2.2.15

Dicen que lo imposible no existe

Escrito por Alba Matilla

Dicen que lo imposible no existe.

Que puedes ser lo que te propongas, que el ser humano no tiene límites y que nunca debemos renunciar a nuestros sueños.

Por desgracia, todas mis ilusiones murieron ahogadas en la oscuridad de esta habitación hace bastante tiempo.

A día de hoy, todavía me pregunto cómo sucedió todo, qué hice para merecer estar aquí atrapada...
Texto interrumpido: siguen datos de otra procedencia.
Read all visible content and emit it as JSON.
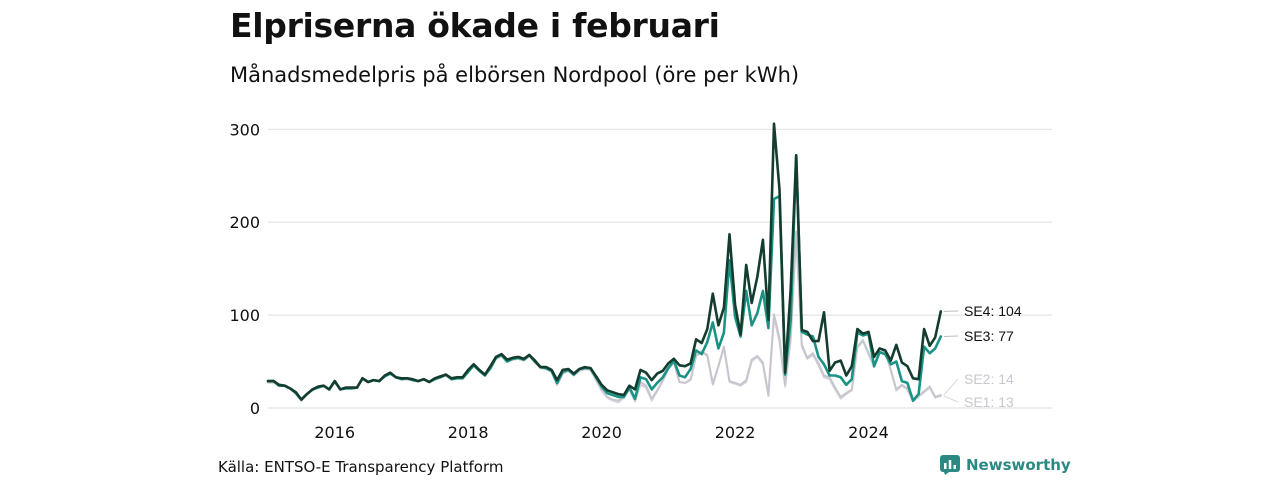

Recuerdo que era un día precioso. La gélida brisa invernal parecía disiparse tras los rayos de sol, y la nieve se marchaba dejando a su paso un rastro de charcos en la calzada.

Ilustración realizada por Alba Matilla
Roy jugaba al escondite junto con el resto de niños de la aldea, mientras que yo leía una novela de Oscar Wilde sentada en los escalones de la Plaza Mayor.

Sí, me acuerdo muy bien. Casi puedo oír el ladrido de los perros, los chillidos de los pequeños al ser descubiertos, el olor a viejo de las páginas del libro…

Para mi padre yo siempre había sido la favorita. Siempre decía lo inteligente que era, y que sólo las personas con una capacidad mental como la mía merecían estar en la universidad, y no esos hijos de ricos que entraban pagando una suma económica que podría cubrirnos los gastos de al menos dos años, aun así insignificante para ellos. Por ello, mi padre siempre dedicó gran parte de su tiempo a enseñarme todo lo que sabía. Y cuando eso dejó de ser suficiente, invirtió bastante dinero (el cual no nos sobraba precisamente) en comprarme libros que explicaran por él todos los conceptos de ciencia, filosofía, matemáticas y literatura que no era capaz de mostrarme.

Mi madre solía reñirle de vez en cuando, recordarle que el dinero no se podía gastar así como así y no era conveniente invertirlo en mi entrada a la universidad tal y como estaban las cosas en el país.

Pero, aun así, mi padre continuó su plan apostando por mí, y yo me sentí la persona más afortunada del mundo.

Un niño alto y delgaducho me sacó del universo de Wilde para darme una mala noticia:

-Roy lleva un buen rato desaparecido. No lo encontramos por ninguna parte.

Me lancé a la búsqueda de mi hermano por las calles del pueblo, hasta que por fin lo encontré hecho un ovillo contra el muro de un callejón sin salida. Un polvillo parecido a la pólvora le cubría el rostro y las manos.

Cuando le pregunté qué había sucedido temí que se hubiera vuelto loco. “La nieve oscura, la nieve oscura, la nieve oscura…” Repetía esas tres palabras una y otra vez, sin sentido aparente…

… hasta que minutos después sí lo tuvieron. Y ojalá nunca lo hubieran tenido.

Cañonazos, balas, chillidos, fuego… Entre todo aquel caos, solamente las tres palabras de mi hermano se quedaron grabadas para siempre en mi interior. La nieve oscura. Las cenizas de la destrucción del pueblo, mi pueblo, de todo aquello que tenía.

Quizás debería haberme muerto allí, por el disparo de algún soldado, por el derrumbamiento de un edificio sobre mí, o intoxicada al inhalar demasiado humo como le pasó a Roy.

Pero por alguna extraña razón no lo hice.

Ha pasado tanto tiempo desde aquel suceso que ya ni siquiera me acuerdo de cuándo fue la última vez que me pregunté cuál sería el motivo de mi supervivencia. No sé cuántos años llevo aquí encerrada, siendo testigo de cómo los sueños que mi padre y yo construimos con tanto afán morían en las esquinas oscuras de aquella celda…

Dicen que lo imposible no existe.

Yo no creía eso, hasta que, después de siglos sin oír más que el ruido de mi llanto, escuché el sonido de una puerta al abrirse.

Y una luz que mataba a la oscuridad que me mantenía capturada.

Y una voz. Una dulce, y clara voz humana.

-Hola, Liesel. La guerra por fin ha acabado, y ya nadie te retiene como prisionera aquí. Tu padre te espera arriba. Lleva demasiado tiempo queriendo verte.